Ce 25 janvier 2022, le centre-ville de Brumadinho (Minas Gerais, Brésil) était rempli de camions de télévision qui diffusaient en direct les commémorations de la rupture du barrage intervenue trois ans auparavant. Les différents journalistes présents s’attendaient à voir apparaître les candidat·e·s à l’élection présidentielle prêt·e·s à y faire des discours. Finalement, étaient présents quelques syndicats, membres de mouvements sociaux, habitant·e·s de la ville et surtout le collectif Avabrum qui regroupe les familles de victimes décédées[1]. Lorsque les organisateur·ice·s ont lancé les 270 ballons en hommage aux défunt·e·s, les enfants se sont placés devant. Les familles endeuillées se sont rapidement retirées et après quelques mots des organisations religieuses, les médias sont retournés à Belo Horizonte, la capitale de l’État. La place centrale de Brumadinho où sont en permanence disposées les photos des victimes est revenue à son calme habituel, loin de l’effervescence attendue par certains mouvements sociaux et espérée par certaines victimes en attente de décisions judiciaires.

 

 

Le 25 janvier 2019, à 12h29, le barrage minier B1 de la mine Corrego do Feijão s’effondrait et les coulées de résidus miniers toxiques emportaient 270 victimes sur leur passage. La plupart des personnes décédées étaient des employées de la mine qui déjeunaient dans le réfectoire, juste en dessous du barrage. La boue toxique l’a atteint en moins de 30 secondes, comme les plans d’évacuation d’urgence l’avaient anticipé. L’entreprise Vale, propriétaire de la mine, avait été avertie depuis 2017 par des audits internes de l’instabilité dangereuse de son barrage et, pourtant, les sirènes n’étaient pas activées ce jour-là. Les différentes commissions d’enquête parlementaire (CPI) organisées après l’événement ont requis la condamnation des dirigeant·e·s de l’entreprise pour homicides volontaires[2].
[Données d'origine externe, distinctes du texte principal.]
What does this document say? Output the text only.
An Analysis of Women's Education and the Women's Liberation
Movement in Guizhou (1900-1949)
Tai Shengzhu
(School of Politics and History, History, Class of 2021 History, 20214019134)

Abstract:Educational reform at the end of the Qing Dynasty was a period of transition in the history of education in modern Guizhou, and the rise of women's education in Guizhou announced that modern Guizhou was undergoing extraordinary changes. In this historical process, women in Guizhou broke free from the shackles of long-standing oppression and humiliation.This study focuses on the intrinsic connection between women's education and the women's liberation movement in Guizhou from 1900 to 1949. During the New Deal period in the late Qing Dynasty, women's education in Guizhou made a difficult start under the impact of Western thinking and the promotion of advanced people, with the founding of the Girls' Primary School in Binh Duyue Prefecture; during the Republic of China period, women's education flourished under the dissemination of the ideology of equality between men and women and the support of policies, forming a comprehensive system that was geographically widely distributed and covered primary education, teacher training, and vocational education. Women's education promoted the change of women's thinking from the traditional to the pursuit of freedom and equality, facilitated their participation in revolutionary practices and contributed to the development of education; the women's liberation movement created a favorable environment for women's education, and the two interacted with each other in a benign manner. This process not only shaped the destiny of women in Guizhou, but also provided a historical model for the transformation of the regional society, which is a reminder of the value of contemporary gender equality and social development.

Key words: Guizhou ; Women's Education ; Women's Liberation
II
La rupture du barrage de Brumadinho n’est pas le premier événement tragique impliquant les barrages de résidus miniers. Le 10 septembre 2014, à Itabirito, ville voisine de Brumadinho, la rupture du barrage connu sous le nom d’Herculano tuait trois employé·e·s et en blessaient cinq autres. Le 5 novembre 2015, la structure du barrage minier du Fundão, dans la ville de Mariana à 75 kilomètres de Brumadinho, s’est également effondrée, déversant 44 millions de mètres cubes de boue toxique sur le quartier de Bento Rodrigues, laissant 19 mort·e·s. Cette boue contaminée de métaux lourds a ensuite atteint le fleuve du Rio Doce puis l’océan Atlantique avec des conséquences irrémédiables sur les sols et les eaux. Les victimes collatérales de la pollution et des dégâts matériels se comptent par milliers[3]. À ce jour, les entreprises n’ont pas été condamnées et les riverain·e·s n’ont pas été indemnisé·e·s.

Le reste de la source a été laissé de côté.